Dados como esses ganharam notabilidade e espaço na mídia e nas discussões públicas graças a uma iniciativa da sociedade civil paulistana: o Mapa da Desigualdade de São Paulo, divulgado anualmente pela Rede Nossa São Paulo. Com a proposta de revelar a cidade por meio de suas diferenças regionais (alcançando a menor unidade administrativa possível), a ferramenta apresenta uma seleção de indicadores técnicos essenciais por distrito e aponta as diferenças entre os melhores e os piores – a essa diferença foi dado o nome de “desigualtômetro”, ou seja, quantas vezes o indicador da região com o pior indicador é pior em relação ao indicador da melhor região.
A metodologia que dá base ao mapa prevê que, após os cálculos dos indicadores, é preciso avaliar se os fatores de desigualdade melhoraram ou pioraram. Em seguida, organiza-se uma lista dos indicadores avaliados com o desigualtômetro e destacam-se os que melhoraram (cor verde), os que pioraram (vermelho) e os que permanecem iguais (amarelo). Para a avaliação das regiões com os piores indicadores é necessário fazer um recorte daquelas que aparecem entre as trinta piores para todos os indicadores. Com isso, é possível montar um ranking dos piores distritos e mostrar quantas vezes cada um deles aparece nessa lista, explicitando ainda mais a desigualdade. Em São Paulo, por exemplo, o distrito do Brás ocupa a primeira posição, já que aparece 26 vezes entre os trinta piores distritos nos quarenta indicadores analisados.
O objetivo final, a meta que sustenta a iniciativa, é reduzir a desigualdade, zerando os zeros e diminuindo a distância entre os indicadores melhores e piores nas regiões. Considerando que cada distrito de São Paulo é uma cidade de porte médio, deveria haver oferta completa de equipamentos para atender sua população em cada um desses territórios e, assim, começar a reduzir as desigualdades urbanas. Apesar dos pequenos avanços nos últimos anos, o abismo continua enorme.
Em grande parte dos 96 distritos de São Paulo não há instalações e serviços públicos adequados e suficientes. Enquanto um distrito mais central, como o Jardim Paulista, mantém uma taxa de 0,11% de adolescentes grávidas, em distritos na periferia, como Perus, adolescentes grávidas representam 19,41% do total de nascidos vivos. O índice de centros culturais, casas e espaços de cultura, por grupo de 10 mil habitantes, é de 3,58 no distrito da Sé (o melhor indicador da cidade), enquanto no Sacomã é de apenas 0,039 e, em São Mateus e outros 59 distritos, é zero.

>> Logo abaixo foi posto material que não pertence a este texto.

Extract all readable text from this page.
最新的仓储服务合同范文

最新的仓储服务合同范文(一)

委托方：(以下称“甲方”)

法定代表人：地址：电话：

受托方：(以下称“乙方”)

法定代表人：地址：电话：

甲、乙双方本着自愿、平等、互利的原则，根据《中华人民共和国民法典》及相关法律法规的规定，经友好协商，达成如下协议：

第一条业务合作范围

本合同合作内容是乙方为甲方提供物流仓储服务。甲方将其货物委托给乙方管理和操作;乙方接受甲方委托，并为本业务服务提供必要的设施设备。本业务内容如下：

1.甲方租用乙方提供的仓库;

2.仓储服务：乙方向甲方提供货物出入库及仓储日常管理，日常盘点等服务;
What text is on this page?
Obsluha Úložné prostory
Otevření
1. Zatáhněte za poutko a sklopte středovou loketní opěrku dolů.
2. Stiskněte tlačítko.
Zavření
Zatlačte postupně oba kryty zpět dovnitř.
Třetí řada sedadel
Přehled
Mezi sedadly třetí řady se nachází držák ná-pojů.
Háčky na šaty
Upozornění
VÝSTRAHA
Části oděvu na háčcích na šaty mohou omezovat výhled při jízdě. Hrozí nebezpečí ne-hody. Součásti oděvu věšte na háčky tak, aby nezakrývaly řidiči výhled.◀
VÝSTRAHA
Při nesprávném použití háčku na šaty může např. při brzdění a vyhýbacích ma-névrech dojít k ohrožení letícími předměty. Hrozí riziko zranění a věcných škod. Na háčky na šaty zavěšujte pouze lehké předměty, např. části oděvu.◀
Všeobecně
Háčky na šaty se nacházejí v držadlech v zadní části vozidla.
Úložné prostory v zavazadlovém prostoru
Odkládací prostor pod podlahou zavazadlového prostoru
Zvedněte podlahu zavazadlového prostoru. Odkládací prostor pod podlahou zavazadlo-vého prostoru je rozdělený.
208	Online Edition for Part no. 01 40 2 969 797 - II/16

Em relação ao meio ambiente, os dados revelam que o total de área verde por habitante é 341,43 vezes maior em Parelheiros (o melhor índice) do que na Cidade Ademar (o pior), que possui apenas 0,77 m2 por habitante a Organização Mundial da Saúde (OMS) recomenda um mínimo de 12 m2 de área verde por habitante.
Em 2016, a iniciativa do Mapa da Desigualdade foi aprimorada e ganhou novos mecanismos para ampliar a disseminação das informações e otimizar a comunicação. O formato de apresentação foi aperfeiçoado, e está sendo lançado um aplicativo, que permite maior clareza na utilização dos dados georreferenciados e democratiza o uso dos indicadores. O sistema pode ser utilizado no planejamento de ações para as organizações da sociedade civil e governos.
O Mapa da Desigualdade também vem sendo utilizado como fomento de um projeto de comunicação, o site 32xSP (www.32xsp.org.br), uma iniciativa da Rede Nossa São Paulo e da Agência Mural de Jornalismo das Periferias. O objetivo é dar visibilidade aos indicadores e revelar as desigualdades internas da cidade por meio de matérias jornalistas produzidas diária e exclusivamente para o projeto por uma rede de cerca de sessenta jornalistas que vivem nas regiões periféricas da cidade.
Com base na experiência paulistana, centenas de outros municípios brasileiros – por meio do Programa Cidades Sustentáveis e da Rede Social Brasileira por Cidades Justas, Democráticas e Sustentáveis – estão sendo estimulados a criar seus próprios mapas. Para isso, a Rede Nossa São Paulo está elaborando um guia prático com um roteiro completo que aborda desde a importância da iniciativa para governos e sociedade até o passo a passo de como selecionar os indicadores e montar uma apresentação. Com essa ferramenta em mãos, as cidades terão a oportunidade de valer se de um diagnóstico preciso de suas regiões e, desse modo, incidir em políticas públicas que contribuam para a superação da desigualdade.
O projeto também colaborará para que a sociedade como um todo possa se apropriar de informações públicas e, assim, conquistar instrumentos para a transformação. O mapa procura preencher uma lacuna em termos de difusão de informações públicas, ampliando o alcance do conhecimento sobre os territórios e facilitando a assimilação dos dados disponíveis, tendo por metas o aprofundamento da democracia, a promoção da igualdade territorial e o horizonte do desenvolvimento sustentável.
Há um justíssimo clamor para que recursos públicos sejam utilizados com ética, competência e responsabilidade. Graças à lei que instituiu o Programa de Metas podemos cobrar do prefeito o cumprimento das metas e das promessas de campanha. Graças à Lei de Acesso à Informação, ao grande poder que tem a Câmara Municipal de fiscalizar a aplicação de todos os recursos, aos diversos conselhos da sociedade civil que atuam junto às secretarias e às subprefeituras, ao Ministério Público e à sociedade civil, é possível ter acesso a todas as contas e exercer um forte controle sobre a aplicação dos recursos públicos.
Para tudo isso, a informação é elemento essencial. É a partir dela que começa nossa obrigação de não se omitir, exercendo os deveres e direitos da cidadania. Ferramentas de informação e comunicação,como o Mapa da Desigualdade, são fundamentais para traduzir a realidade e impulsionar processos de transformação.
Ao visibilizar a desigualdade na cidade, o mapa orienta as ações para zerar os zeros e redistribuir os recursos às regiões mais pobres, bem como às áreas de maior necessidade detectadas pelos desigualtômetros, e, ao fim, permite avaliar se as desigualdades aumentam ou diminuem ao longo dos anos e dos mandatos.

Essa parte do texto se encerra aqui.